Nokia, a global leader in wireless and fixed-network equipment manufacturing, reported its first-quarter financial results showing a smaller-than-expected profit and a significant double-digit decline in sales. This drop in sales is attributed to the ongoing weakness of the telecom equipment market, driven by operators cutting back on investments in 5G technology due to economic uncertainty and high financing costs.
Despite this challenge, Nokia’s CEO Pekka Lundmark expressed confidence in achieving the company’s full-year outlook, citing continued improvement in order intake. As one of the leading suppliers of 5G technology globally, alongside Ericsson, Huawei, and Samsung, Nokia faces challenges in regions like North America and India where spending on 5G technology has been low.

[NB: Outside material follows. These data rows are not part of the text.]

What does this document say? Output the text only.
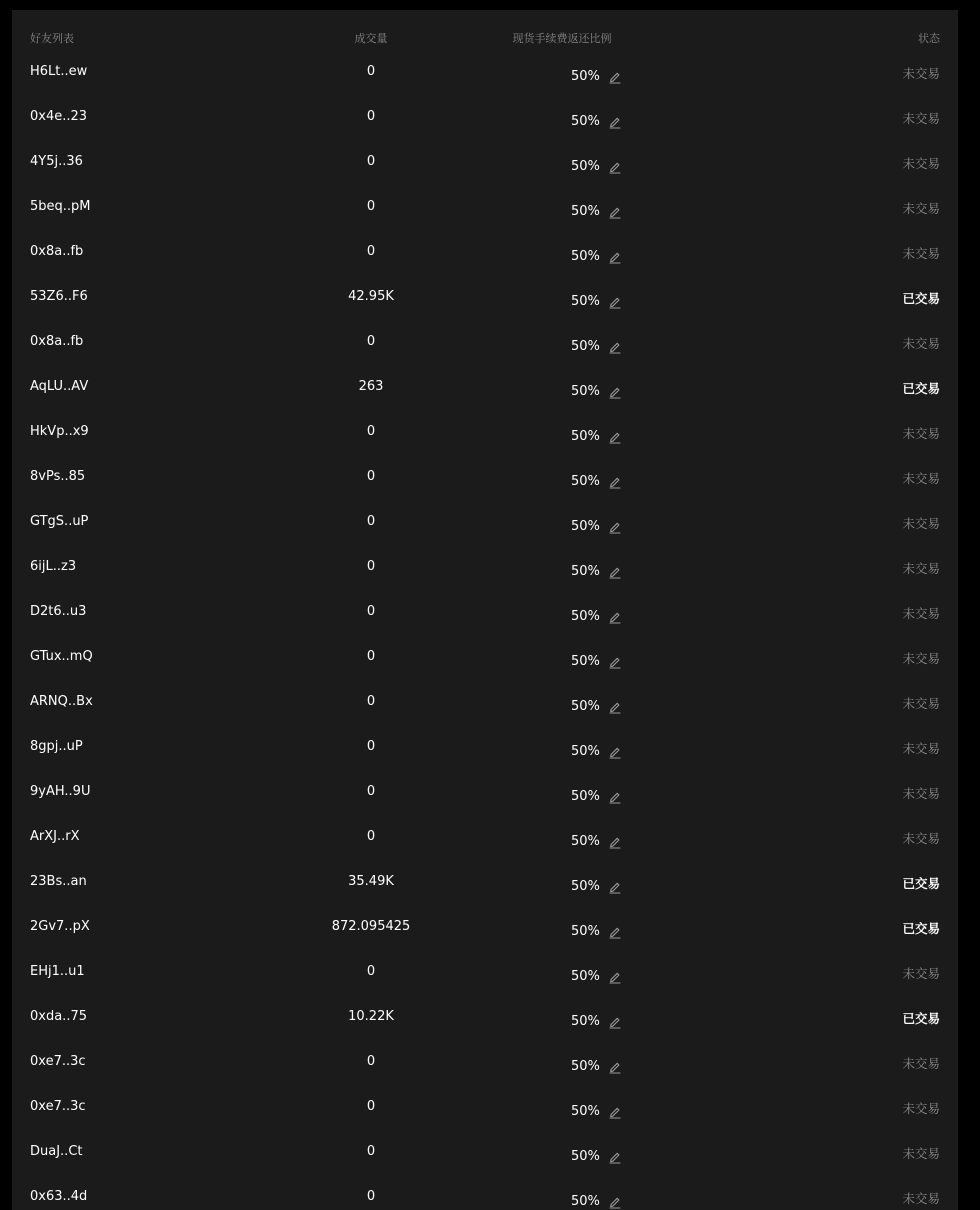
好友列表	成交量	现货手续费返还比例	状态
H6Lt..ew	0	50%	未交易
0x4e..23	0	50%	未交易
4Y5j..36	0	50%	未交易
5beq..pM	0	50%	未交易
0x8a..fb	0	50%	未交易
53Z6..F6	42.95K	50%	已交易
0x8a..fb	0	50%	未交易
AqLU..AV	263	50%	已交易
HkVp..x9	0	50%	未交易
8vPs..85	0	50%	未交易
GTgS..uP	0	50%	未交易
6ijL..z3	0	50%	未交易
D2t6..u3	0	50%	未交易
GTux..mQ	0	50%	未交易
ARNQ..Bx	0	50%	未交易
8gpj..uP	0	50%	未交易
9yAH..9U	0	50%	未交易
ArXJ..rX	0	50%	未交易
23Bs..an	35.49K	50%	已交易
2Gv7..pX	872.095425	50%	已交易
EHj1..u1	0	50%	未交易
0xda..75	10.22K	50%	已交易
0xe7..3c	0	50%	未交易
0xe7..3c	0	50%	未交易
DuaJ..Ct	0	50%	未交易
0x63..4d	0	50%	未交易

During the January-March period, Nokia reported a net profit of 501 million euros, an increase of 46% from the previous year but below analysts’ expectations. One-off gains from Nokia’s licensing business contributed to the profit, while net income attributable to shareholders stood at 497 million euros, up from 332 million euros a year earlier. Sales were down 20% at 4.7 billion euros.
Nokia’s mobile network unit was particularly impacted by the low levels of spending on 5G technology during the first quarter. However, Lundmark expressed optimism regarding the outlook for Network Infrastructure and projected a return to net sales growth in the second half of 2024.